ロカルノ映画祭で石井克人脚本・原作の『レッドライン』に約8,000人の観客が大歓声!
石井克人が脚本・原作を担当した、2Dアニメ映画『レッドライン』が現地時間14日深夜、スイスで開催中の第62回ロカルノ映画祭のピアッァ・グランデ部門でワールドプレミア上映された。

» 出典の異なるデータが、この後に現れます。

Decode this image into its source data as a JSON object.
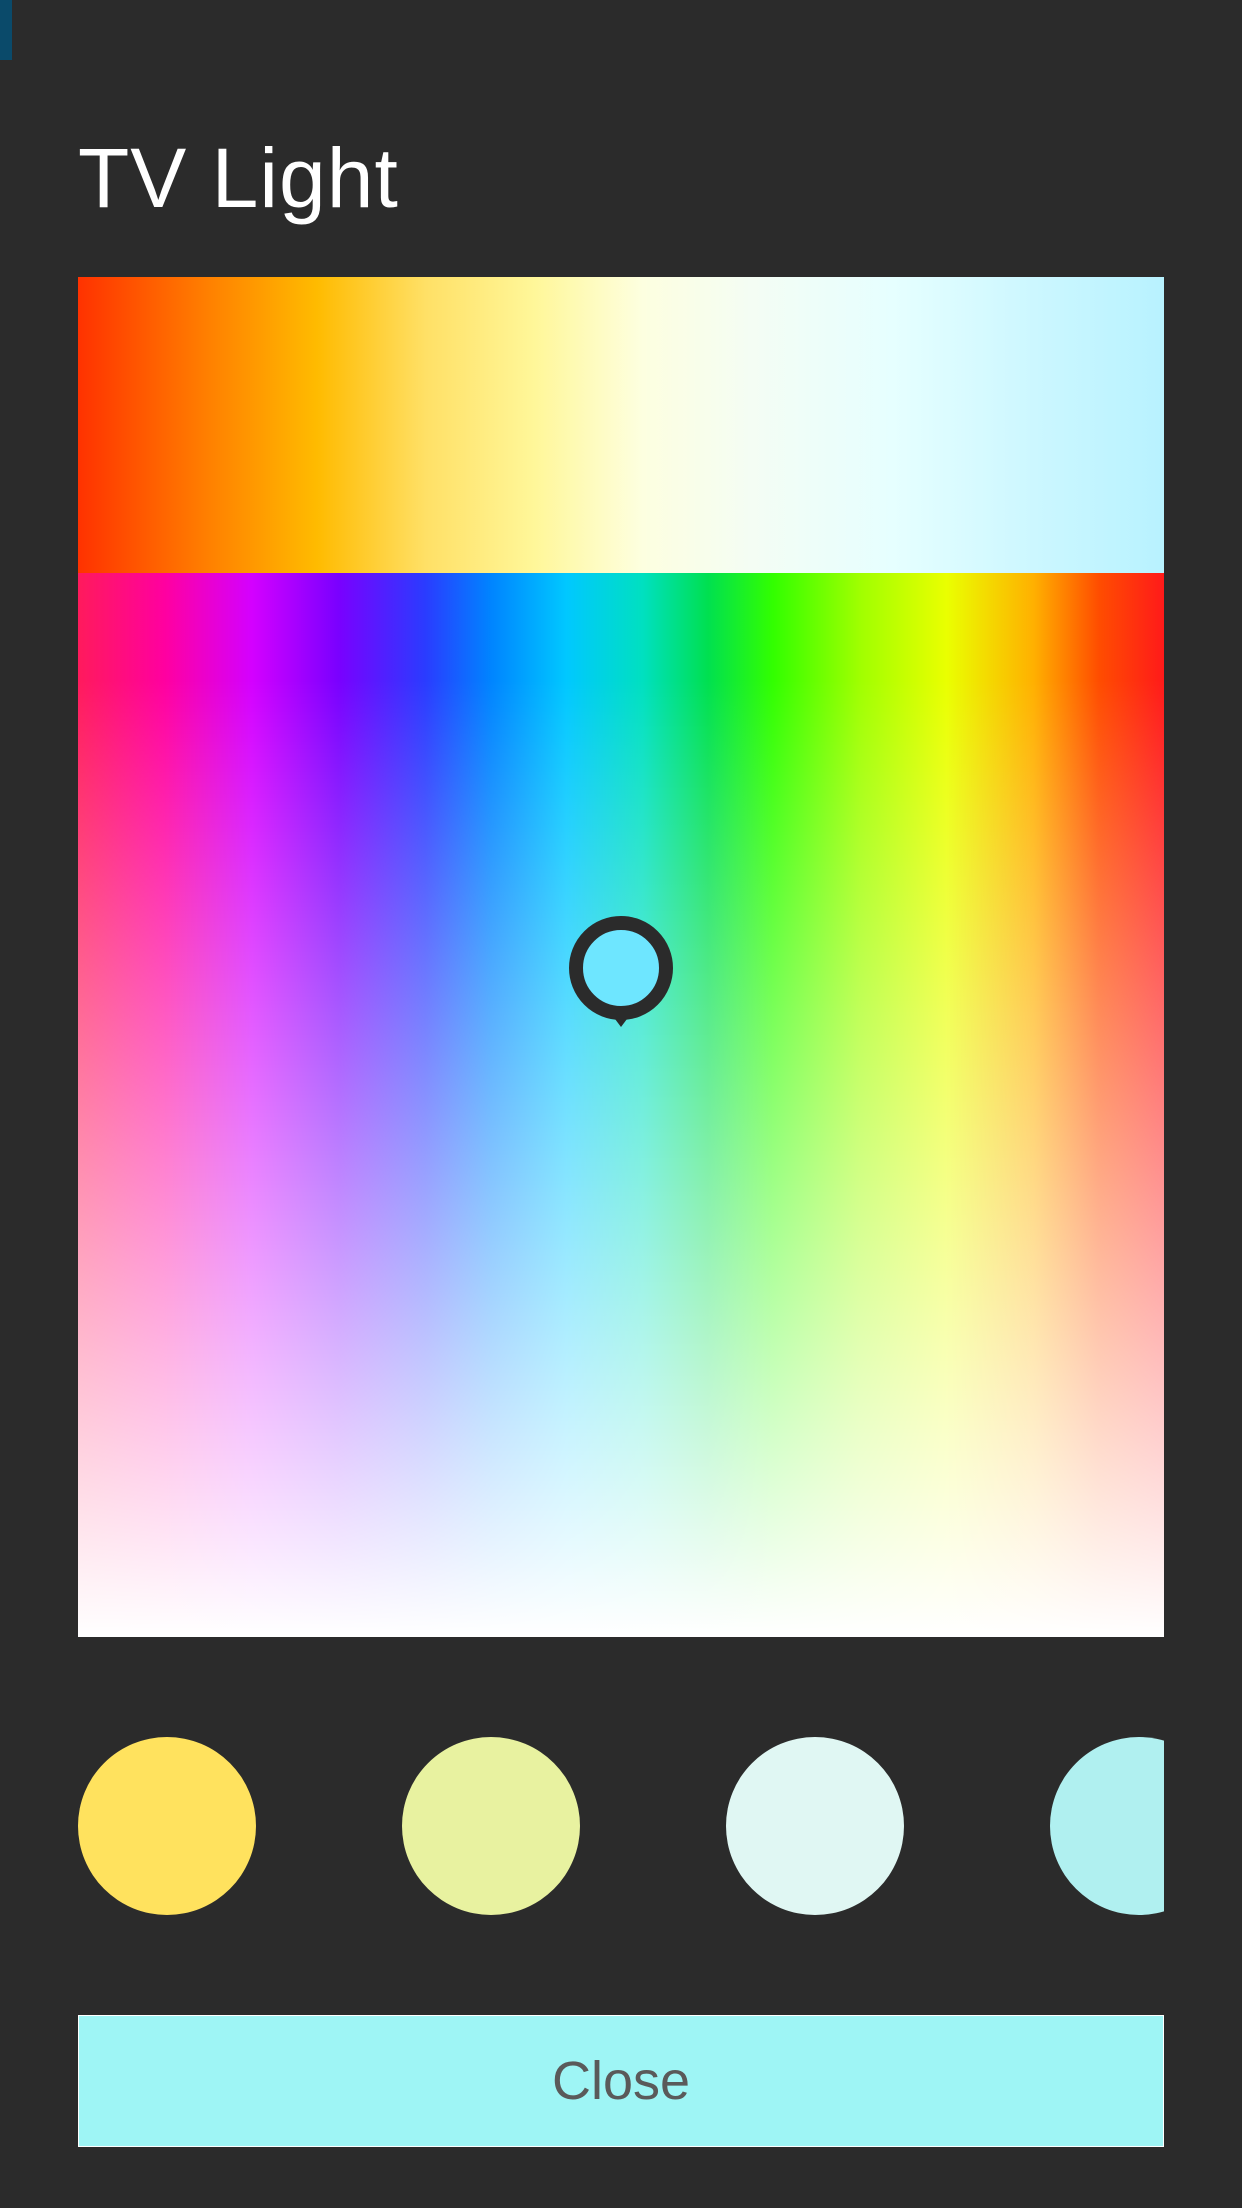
{
  "title": "TV Light",
  "picker": {
    "selected_color": "#6ee6ff",
    "handle_stroke": "#2b2b2b"
  },
  "swatches": [
    {
      "color": "#ffe25e"
    },
    {
      "color": "#e8f2a0"
    },
    {
      "color": "#e0f7f3"
    },
    {
      "color": "#b0f0f0"
    },
    {
      "color": "#e895f0"
    }
  ],
  "close_button": {
    "label": "Close",
    "bg": "#9ef5f5"
  }
}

同作品は、映画『茶の味』がカンヌ国際映画祭で評判を呼んだ石井氏と、オムニバスアニメ『アニマトリックス』の一編『WORLD ECORD』を手掛けた小池健監督作、そして『サマーウォーズ』のアニメ制作会社「マッドハウス」が手を組んだ話題作。近未来を舞台に、主人公のSPをはじめとするスピード野郎たちが、宇宙最速の座をめぐって5年に一度のカーレース「REDLINE」で激しいバトルを展開させるレースムービーだ。

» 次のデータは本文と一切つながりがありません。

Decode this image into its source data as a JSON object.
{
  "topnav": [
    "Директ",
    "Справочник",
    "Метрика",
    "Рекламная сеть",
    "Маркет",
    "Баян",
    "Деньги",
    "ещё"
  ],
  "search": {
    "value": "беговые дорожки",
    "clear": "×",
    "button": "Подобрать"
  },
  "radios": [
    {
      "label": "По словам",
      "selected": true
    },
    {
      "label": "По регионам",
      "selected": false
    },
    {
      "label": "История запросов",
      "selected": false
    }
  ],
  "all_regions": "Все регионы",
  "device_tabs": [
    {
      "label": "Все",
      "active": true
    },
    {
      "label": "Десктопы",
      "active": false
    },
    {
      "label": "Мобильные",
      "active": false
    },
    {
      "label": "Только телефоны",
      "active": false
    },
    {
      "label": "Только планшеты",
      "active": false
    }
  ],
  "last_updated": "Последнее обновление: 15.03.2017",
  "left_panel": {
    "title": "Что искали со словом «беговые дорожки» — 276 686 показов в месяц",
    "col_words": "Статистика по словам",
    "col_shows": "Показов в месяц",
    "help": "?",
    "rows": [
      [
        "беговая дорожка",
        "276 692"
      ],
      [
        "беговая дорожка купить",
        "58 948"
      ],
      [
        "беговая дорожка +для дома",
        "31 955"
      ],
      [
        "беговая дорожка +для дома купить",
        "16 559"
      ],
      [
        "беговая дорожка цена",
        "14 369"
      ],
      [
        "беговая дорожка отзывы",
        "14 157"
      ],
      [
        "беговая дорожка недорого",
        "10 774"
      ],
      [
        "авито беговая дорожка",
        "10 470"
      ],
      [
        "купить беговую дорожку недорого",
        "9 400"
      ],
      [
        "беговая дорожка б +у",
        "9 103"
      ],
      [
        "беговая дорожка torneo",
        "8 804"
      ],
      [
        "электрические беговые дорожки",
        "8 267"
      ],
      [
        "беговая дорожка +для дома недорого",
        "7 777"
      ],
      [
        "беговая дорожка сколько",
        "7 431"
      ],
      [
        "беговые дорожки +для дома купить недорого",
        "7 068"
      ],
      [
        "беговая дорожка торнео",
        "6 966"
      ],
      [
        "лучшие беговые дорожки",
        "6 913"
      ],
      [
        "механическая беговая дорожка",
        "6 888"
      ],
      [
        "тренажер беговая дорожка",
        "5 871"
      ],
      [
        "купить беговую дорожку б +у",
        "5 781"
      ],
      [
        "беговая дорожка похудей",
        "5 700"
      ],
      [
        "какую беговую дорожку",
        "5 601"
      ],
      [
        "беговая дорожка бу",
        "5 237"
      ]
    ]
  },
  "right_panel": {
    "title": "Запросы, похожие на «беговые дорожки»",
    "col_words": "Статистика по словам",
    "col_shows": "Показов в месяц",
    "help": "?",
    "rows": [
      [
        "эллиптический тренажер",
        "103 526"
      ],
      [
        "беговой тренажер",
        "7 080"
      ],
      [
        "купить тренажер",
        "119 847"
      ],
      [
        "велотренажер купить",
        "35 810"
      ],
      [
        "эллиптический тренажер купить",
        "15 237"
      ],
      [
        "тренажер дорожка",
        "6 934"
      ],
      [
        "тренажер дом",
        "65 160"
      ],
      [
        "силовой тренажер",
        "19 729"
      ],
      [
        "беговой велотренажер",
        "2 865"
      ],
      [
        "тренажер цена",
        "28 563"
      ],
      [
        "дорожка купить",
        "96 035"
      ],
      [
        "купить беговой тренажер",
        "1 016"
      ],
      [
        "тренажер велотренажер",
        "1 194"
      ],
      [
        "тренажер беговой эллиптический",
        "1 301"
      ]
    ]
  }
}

石井氏は「『パーティ7』を監督したとき、オープニングのアニメを小池君に担当してもらったのですが、『あの映画はアニメ部分の方が良かった』と言われて、ならば小池君と作ろうと(笑)。それで企画を進めていて、米国中西部を旅行していたときに、田舎の、職もないような人が車だけは一生懸命ピカピカに磨いているのを見たのがヒントになりました。もともとボクはアメコミが好きだったので、日本の本流とは違うところで、外国の人にも届く作品を作ろうと思ったんです」と言う。

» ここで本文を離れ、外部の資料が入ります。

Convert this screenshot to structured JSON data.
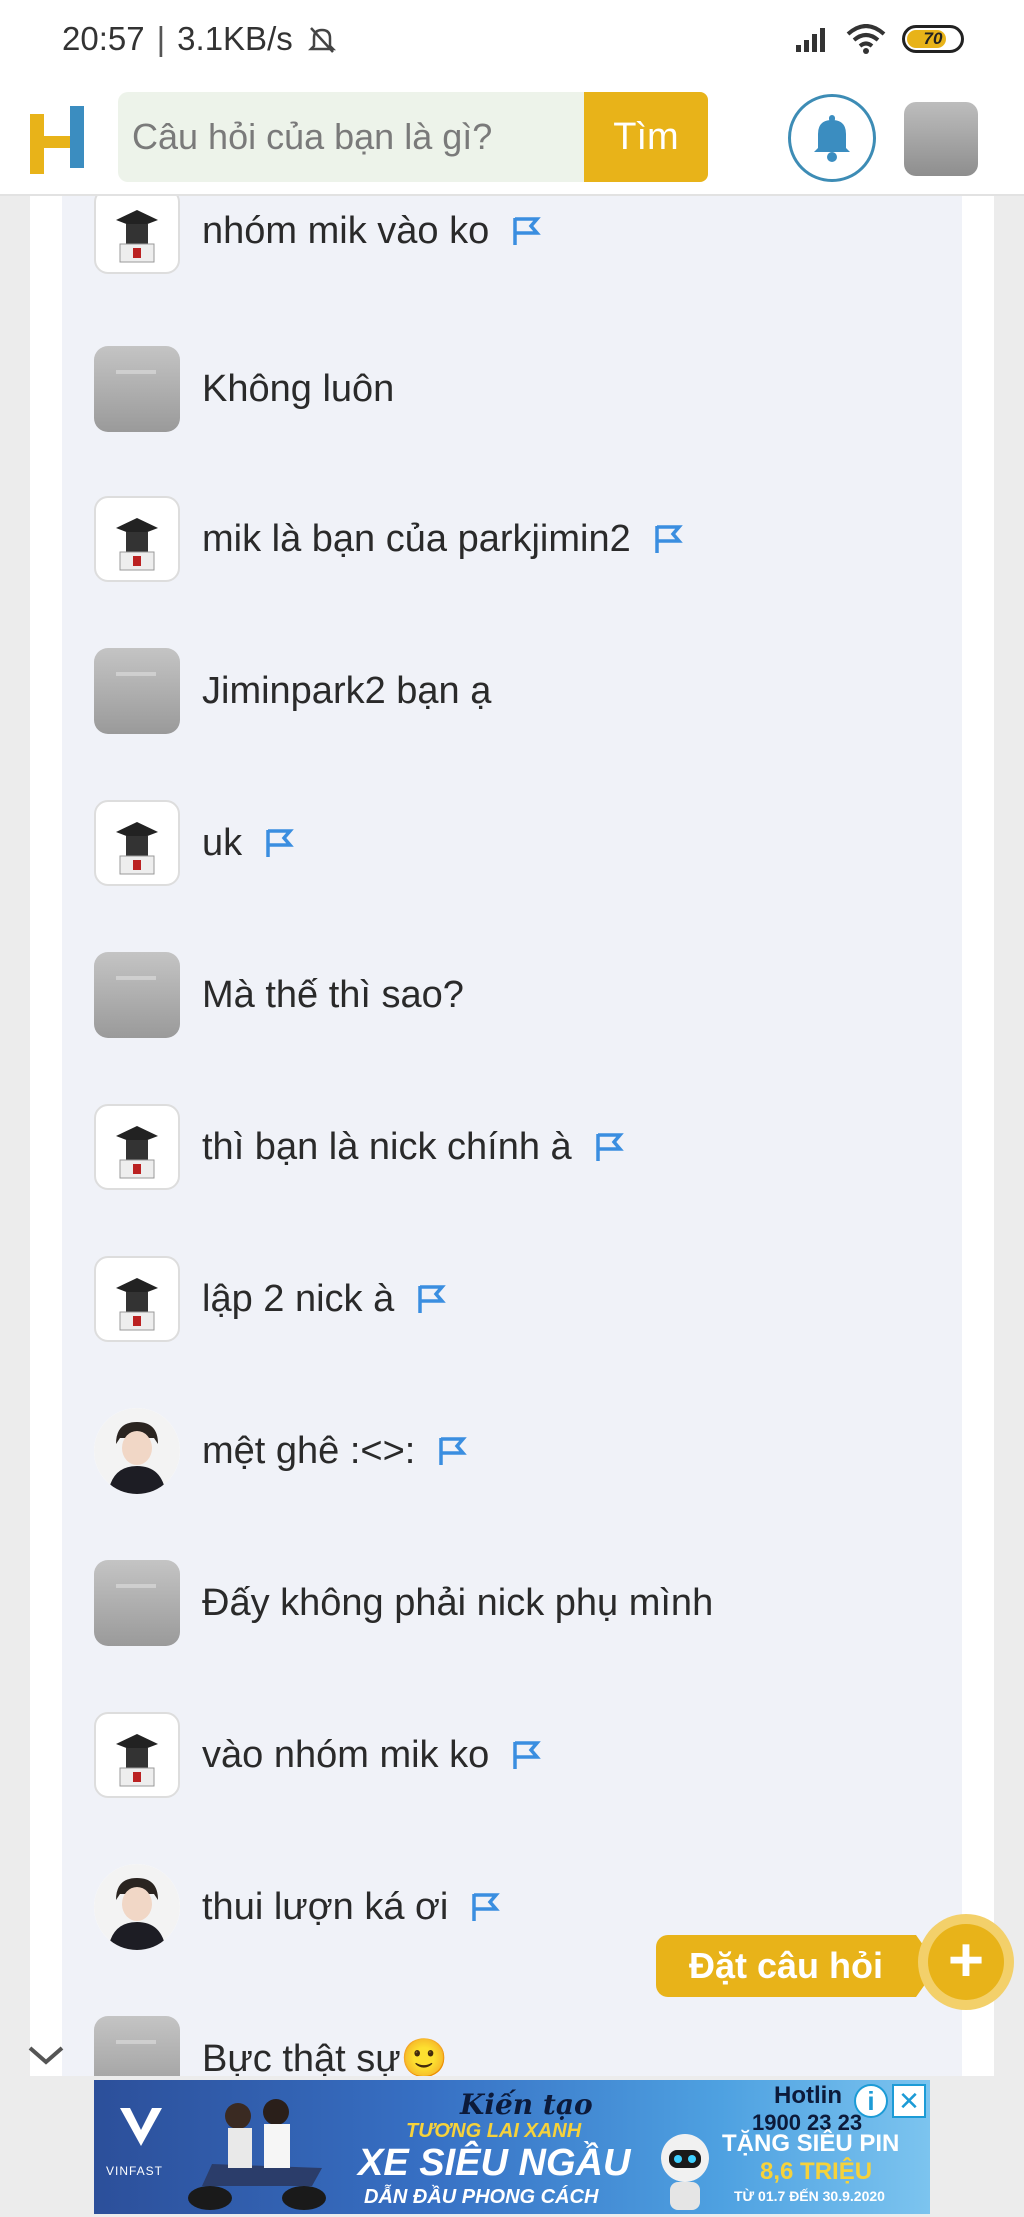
{
  "status": {
    "time": "20:57",
    "speed": "3.1KB/s",
    "battery": "70",
    "battery_level": 0.7
  },
  "header": {
    "search_placeholder": "Câu hỏi của bạn là gì?",
    "search_button": "Tìm"
  },
  "comments": [
    {
      "avatar": "drawn",
      "text": "nhóm mik vào ko",
      "flag": true
    },
    {
      "avatar": "gray",
      "text": "Không luôn",
      "flag": false
    },
    {
      "avatar": "drawn",
      "text": "mik là bạn của parkjimin2",
      "flag": true
    },
    {
      "avatar": "gray",
      "text": "Jiminpark2 bạn ạ",
      "flag": false
    },
    {
      "avatar": "drawn",
      "text": "uk",
      "flag": true
    },
    {
      "avatar": "gray",
      "text": "Mà thế thì sao?",
      "flag": false
    },
    {
      "avatar": "drawn",
      "text": "thì bạn là nick chính à",
      "flag": true
    },
    {
      "avatar": "drawn",
      "text": "lập 2 nick à",
      "flag": true
    },
    {
      "avatar": "photo",
      "text": "mệt ghê :<>:",
      "flag": true
    },
    {
      "avatar": "gray",
      "text": "Đấy không phải nick phụ mình",
      "flag": false
    },
    {
      "avatar": "drawn",
      "text": "vào nhóm mik ko",
      "flag": true
    },
    {
      "avatar": "photo",
      "text": "thui lượn ká ơi",
      "flag": true
    },
    {
      "avatar": "gray",
      "text": "Bực thật sự🙂",
      "flag": false
    }
  ],
  "ask_button": "Đặt câu hỏi",
  "ad": {
    "script_text": "Kiến tạo",
    "subtitle": "TƯƠNG LAI XANH",
    "headline": "XE SIÊU NGẦU",
    "tagline": "DẪN ĐẦU PHONG CÁCH",
    "hotline_label": "Hotlin",
    "hotline_number": "1900 23 23",
    "promo_line1": "TẶNG SIÊU PIN",
    "promo_line2": "8,6 TRIỆU",
    "date_range": "TỪ 01.7 ĐẾN 30.9.2020",
    "brand": "VINFAST"
  }
}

このアニメ大国日本の精鋭たちが、ハリウッドの3D流行に対抗するかのごとく、あえて手描きの2Dにこだわり、製作に6年もかかった。そんな注目作とあって、深夜11時30分からの上映にもかかわらず約8,000人収容の野外劇場はほぼ満席となった。
舞台あいさつに立った小池監督は「スタッフと一緒に長い時間をかけて完成させた作品なので、世界四大映画祭で上映されて光栄です。ダイナミックな、体感型のアニメなので、クラブ感覚で楽しんで下さい」。石井氏も「アニメですが、トレンドとは違うバタ臭い映画です。実写と変わらない感覚で観てもらえればうれしい」と笑顔を見せた。
また壇上では、労作の完成と共に、もう一つの朗報が発表された。小池監督がプロデューサーである二方由紀子さんに、「『READLINE』が完成した暁にはワールドプレミアの場所で結婚しよう」というプロポーズが実り、公式上映の2日前に、スイスの「ビュルゲンシュトック・チャペル」で挙式した。同所は、あの女優オードリー・ヘプバーンやソフィア・ローレンも挙式を行った独身女子憧れの場所。2人は壇上でも、石井氏らに冷やかされながら映画タイトルにちなんで赤いリボンで手を結び、観客から温かい祝福を受けた。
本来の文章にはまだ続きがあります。